Argentinean politics was thrown into turmoil yesterday with the death of ex-president Néstor Kirchner, who suffered a fatal double heart attack in hospital in his native Patagonia. The husband of current incumbent Cristina Fernández de Kirchner, he had been the defining voice in national politics for the last decade.
Sixty-year-old Kirchner died yesterday at around 09.00 Argentinean time, the third occasion in a year that he had been hospitalised following heart complications. In Latin America, reactions to his death were immediate as regional leaders, including Venezuela’s Hugo Chávez and Ecuador’s Rafael Correa, paid tribute to a political strongman who oversaw the immediate fall-out from Argentina’s economic crisis of 2001/2, taking on the IMF and overseeing an impressive economic recovery.
Whilst Cristina is yet to make a public statement, the government announced three days of national mourning on a day when businesses were shut and people away from their desks due to work on a new national census. As dignitaries scrambled to board flights to El Calafate in Patagonia and the national congress organised a memorial, Buenos Aires’ historic Plaza de Mayo – opposite the Casa Rosada palace – filled with people paying tribute. The weekend’s football fixtures were even cancelled, a normally unthinkable gesture.
But beyond the shock of his untimely death, Kirchner’s passing raises immediate questions about the ability of his wife to continue in her role and throws the presidential elections, scheduled for October 2011, wide open. “There’s an atmosphere of uncertainty about what will happen,” explains Miguel de Luca, president of the Argentinean Society of Political Analysis. “There’s a new presidential election very soon. And there was speculation that Néstor Kirchner would stand for the Partido Justicialista (PJ) as one of the main candidates.”
Whilst Kirchner kept quiet about his ambitions, it was no secret he intended to stand again in 2011 as the presidential couple looked set to dominate politics for years to come by avoiding laws curtailing presidents to two consecutive terms. The Kirchners had manufactured an almost cultish following under the populist Peronist umbrella.
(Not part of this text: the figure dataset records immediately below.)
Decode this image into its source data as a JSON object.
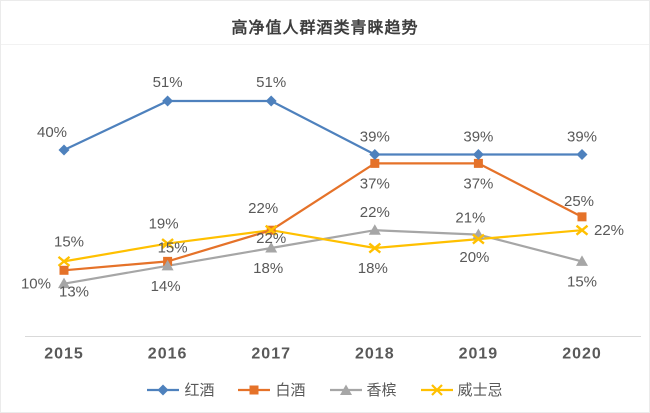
{
  "chart_data": {
    "type": "line",
    "title": "高净值人群酒类青睐趋势",
    "categories": [
      "2015",
      "2016",
      "2017",
      "2018",
      "2019",
      "2020"
    ],
    "series": [
      {
        "id": "red-wine",
        "name": "红酒",
        "color": "#4E81BD",
        "marker": "diamond",
        "values": [
          40,
          51,
          51,
          39,
          39,
          39
        ]
      },
      {
        "id": "baijiu",
        "name": "白酒",
        "color": "#E57229",
        "marker": "square",
        "values": [
          13,
          15,
          22,
          37,
          37,
          25
        ]
      },
      {
        "id": "champagne",
        "name": "香槟",
        "color": "#A6A6A6",
        "marker": "triangle",
        "values": [
          10,
          14,
          18,
          22,
          21,
          15
        ]
      },
      {
        "id": "whisky",
        "name": "威士忌",
        "color": "#FFC000",
        "marker": "x",
        "values": [
          15,
          19,
          22,
          18,
          20,
          22
        ]
      }
    ],
    "unit": "%",
    "data_labels": true,
    "grid": false,
    "legend_position": "bottom",
    "ylim": [
      0,
      60
    ],
    "text_color": "#595959",
    "title_color": "#3d3d3d",
    "axis_line_color": "#d9d9d9"
  }
}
And the newspapers were obsessed by a power couple they’d nicknamed “los K”, frequently referring to them as one: “el matrimonio Kirchner” (the Kirchner marital couple).
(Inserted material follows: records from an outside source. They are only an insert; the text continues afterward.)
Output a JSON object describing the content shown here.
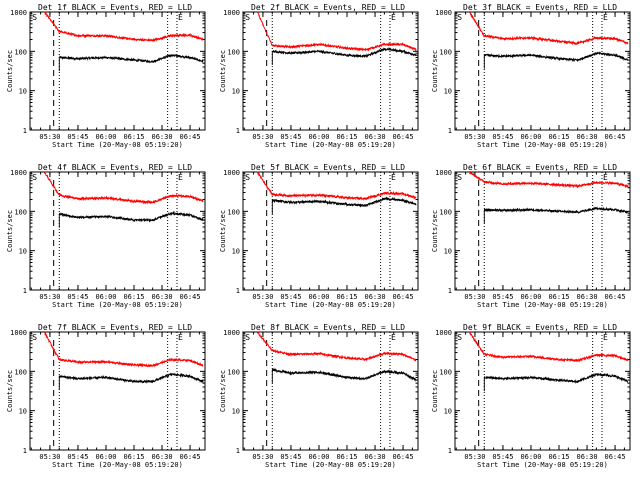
{
  "colors": {
    "events": "#000000",
    "lld": "#ff0000",
    "axis": "#000000",
    "background": "#ffffff"
  },
  "xticks": [
    "05:30",
    "05:45",
    "06:00",
    "06:15",
    "06:30",
    "06:45"
  ],
  "yticks": [
    "1",
    "10",
    "100",
    "1000"
  ],
  "xlabel": "Start Time (20-May-08 05:19:20)",
  "ylabel": "Counts/sec",
  "marker_s": "S",
  "marker_e": "E",
  "chart_data": [
    {
      "type": "line",
      "title": "Det 1f BLACK = Events, RED = LLD",
      "xlabel": "Start Time (20-May-08 05:19:20)",
      "ylabel": "Counts/sec",
      "ylim": [
        1,
        1000
      ],
      "yscale": "log",
      "xlim": [
        "05:19:20",
        "06:53"
      ],
      "x": [
        "05:27",
        "05:35",
        "05:45",
        "06:00",
        "06:15",
        "06:25",
        "06:35",
        "06:45",
        "06:52"
      ],
      "series": [
        {
          "name": "BLACK = Events",
          "values": [
            null,
            70,
            65,
            70,
            60,
            55,
            80,
            70,
            55
          ]
        },
        {
          "name": "RED = LLD",
          "values": [
            1000,
            320,
            250,
            250,
            200,
            190,
            250,
            260,
            200
          ]
        }
      ],
      "markers": {
        "S": "05:20",
        "E": "06:38"
      }
    },
    {
      "type": "line",
      "title": "Det 2f BLACK = Events, RED = LLD",
      "xlabel": "Start Time (20-May-08 05:19:20)",
      "ylabel": "Counts/sec",
      "ylim": [
        1,
        1000
      ],
      "yscale": "log",
      "xlim": [
        "05:19:20",
        "06:53"
      ],
      "x": [
        "05:27",
        "05:35",
        "05:45",
        "06:00",
        "06:15",
        "06:25",
        "06:35",
        "06:45",
        "06:52"
      ],
      "series": [
        {
          "name": "BLACK = Events",
          "values": [
            null,
            100,
            90,
            100,
            80,
            75,
            115,
            100,
            80
          ]
        },
        {
          "name": "RED = LLD",
          "values": [
            1000,
            140,
            130,
            150,
            120,
            110,
            150,
            150,
            110
          ]
        }
      ],
      "markers": {
        "S": "05:20",
        "E": "06:38"
      }
    },
    {
      "type": "line",
      "title": "Det 3f BLACK = Events, RED = LLD",
      "xlabel": "Start Time (20-May-08 05:19:20)",
      "ylabel": "Counts/sec",
      "ylim": [
        1,
        1000
      ],
      "yscale": "log",
      "xlim": [
        "05:19:20",
        "06:53"
      ],
      "x": [
        "05:27",
        "05:35",
        "05:45",
        "06:00",
        "06:15",
        "06:25",
        "06:35",
        "06:45",
        "06:52"
      ],
      "series": [
        {
          "name": "BLACK = Events",
          "values": [
            null,
            80,
            75,
            80,
            65,
            60,
            90,
            80,
            60
          ]
        },
        {
          "name": "RED = LLD",
          "values": [
            1000,
            250,
            210,
            220,
            180,
            160,
            220,
            210,
            160
          ]
        }
      ],
      "markers": {
        "S": "05:20",
        "E": "06:38"
      }
    },
    {
      "type": "line",
      "title": "Det 4f BLACK = Events, RED = LLD",
      "xlabel": "Start Time (20-May-08 05:19:20)",
      "ylabel": "Counts/sec",
      "ylim": [
        1,
        1000
      ],
      "yscale": "log",
      "xlim": [
        "05:19:20",
        "06:53"
      ],
      "x": [
        "05:27",
        "05:35",
        "05:45",
        "06:00",
        "06:15",
        "06:25",
        "06:35",
        "06:45",
        "06:52"
      ],
      "series": [
        {
          "name": "BLACK = Events",
          "values": [
            null,
            85,
            70,
            75,
            60,
            60,
            90,
            80,
            60
          ]
        },
        {
          "name": "RED = LLD",
          "values": [
            1000,
            260,
            210,
            220,
            180,
            170,
            250,
            240,
            180
          ]
        }
      ],
      "markers": {
        "S": "05:20",
        "E": "06:38"
      }
    },
    {
      "type": "line",
      "title": "Det 5f BLACK = Events, RED = LLD",
      "xlabel": "Start Time (20-May-08 05:19:20)",
      "ylabel": "Counts/sec",
      "ylim": [
        1,
        1000
      ],
      "yscale": "log",
      "xlim": [
        "05:19:20",
        "06:53"
      ],
      "x": [
        "05:27",
        "05:35",
        "05:45",
        "06:00",
        "06:15",
        "06:25",
        "06:35",
        "06:45",
        "06:52"
      ],
      "series": [
        {
          "name": "BLACK = Events",
          "values": [
            null,
            190,
            170,
            180,
            150,
            140,
            210,
            190,
            150
          ]
        },
        {
          "name": "RED = LLD",
          "values": [
            1000,
            270,
            250,
            260,
            220,
            210,
            290,
            280,
            220
          ]
        }
      ],
      "markers": {
        "S": "05:20",
        "E": "06:38"
      }
    },
    {
      "type": "line",
      "title": "Det 6f BLACK = Events, RED = LLD",
      "xlabel": "Start Time (20-May-08 05:19:20)",
      "ylabel": "Counts/sec",
      "ylim": [
        1,
        1000
      ],
      "yscale": "log",
      "xlim": [
        "05:19:20",
        "06:53"
      ],
      "x": [
        "05:27",
        "05:35",
        "05:45",
        "06:00",
        "06:15",
        "06:25",
        "06:35",
        "06:45",
        "06:52"
      ],
      "series": [
        {
          "name": "BLACK = Events",
          "values": [
            null,
            110,
            105,
            110,
            100,
            95,
            120,
            110,
            95
          ]
        },
        {
          "name": "RED = LLD",
          "values": [
            1000,
            560,
            500,
            520,
            470,
            440,
            540,
            520,
            430
          ]
        }
      ],
      "markers": {
        "S": "05:20",
        "E": "06:38"
      }
    },
    {
      "type": "line",
      "title": "Det 7f BLACK = Events, RED = LLD",
      "xlabel": "Start Time (20-May-08 05:19:20)",
      "ylabel": "Counts/sec",
      "ylim": [
        1,
        1000
      ],
      "yscale": "log",
      "xlim": [
        "05:19:20",
        "06:53"
      ],
      "x": [
        "05:27",
        "05:35",
        "05:45",
        "06:00",
        "06:15",
        "06:25",
        "06:35",
        "06:45",
        "06:52"
      ],
      "series": [
        {
          "name": "BLACK = Events",
          "values": [
            null,
            75,
            65,
            70,
            55,
            55,
            85,
            75,
            55
          ]
        },
        {
          "name": "RED = LLD",
          "values": [
            1000,
            200,
            170,
            175,
            145,
            140,
            200,
            190,
            140
          ]
        }
      ],
      "markers": {
        "S": "05:20",
        "E": "06:38"
      }
    },
    {
      "type": "line",
      "title": "Det 8f BLACK = Events, RED = LLD",
      "xlabel": "Start Time (20-May-08 05:19:20)",
      "ylabel": "Counts/sec",
      "ylim": [
        1,
        1000
      ],
      "yscale": "log",
      "xlim": [
        "05:19:20",
        "06:53"
      ],
      "x": [
        "05:27",
        "05:35",
        "05:45",
        "06:00",
        "06:15",
        "06:25",
        "06:35",
        "06:45",
        "06:52"
      ],
      "series": [
        {
          "name": "BLACK = Events",
          "values": [
            null,
            110,
            90,
            95,
            70,
            65,
            100,
            90,
            60
          ]
        },
        {
          "name": "RED = LLD",
          "values": [
            1000,
            340,
            270,
            280,
            220,
            200,
            290,
            270,
            190
          ]
        }
      ],
      "markers": {
        "S": "05:20",
        "E": "06:38"
      }
    },
    {
      "type": "line",
      "title": "Det 9f BLACK = Events, RED = LLD",
      "xlabel": "Start Time (20-May-08 05:19:20)",
      "ylabel": "Counts/sec",
      "ylim": [
        1,
        1000
      ],
      "yscale": "log",
      "xlim": [
        "05:19:20",
        "06:53"
      ],
      "x": [
        "05:27",
        "05:35",
        "05:45",
        "06:00",
        "06:15",
        "06:25",
        "06:35",
        "06:45",
        "06:52"
      ],
      "series": [
        {
          "name": "BLACK = Events",
          "values": [
            null,
            70,
            65,
            70,
            60,
            55,
            85,
            75,
            55
          ]
        },
        {
          "name": "RED = LLD",
          "values": [
            1000,
            270,
            230,
            240,
            200,
            190,
            260,
            250,
            190
          ]
        }
      ],
      "markers": {
        "S": "05:20",
        "E": "06:38"
      }
    }
  ]
}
“The way the Kirchners acted [in public life] was complementary,” continues de Luca. Yet this rock-solid partnership has crumbled with the sudden disappearance of the man who put Cristina forward as a presidential candidate in 2007. Despite yesterday’s condolences and show of political unity, Kirchner’s death could further splinter the country’s already fragmented politics. Kirchner had always been a major unifying force, lurking behind the scenes during his wife’s presidency, heading up the PJ and recently elected president of UNASUR, the regional power bloc.
“One of Kirchner’s defining characteristics was the concentration of power,” de Luca concludes. “With his death, the political landscape is completely open.” Argentina has lost a key figurehead and a formidable husband-wife political dynasty. Cristina’s days in power may be numbered.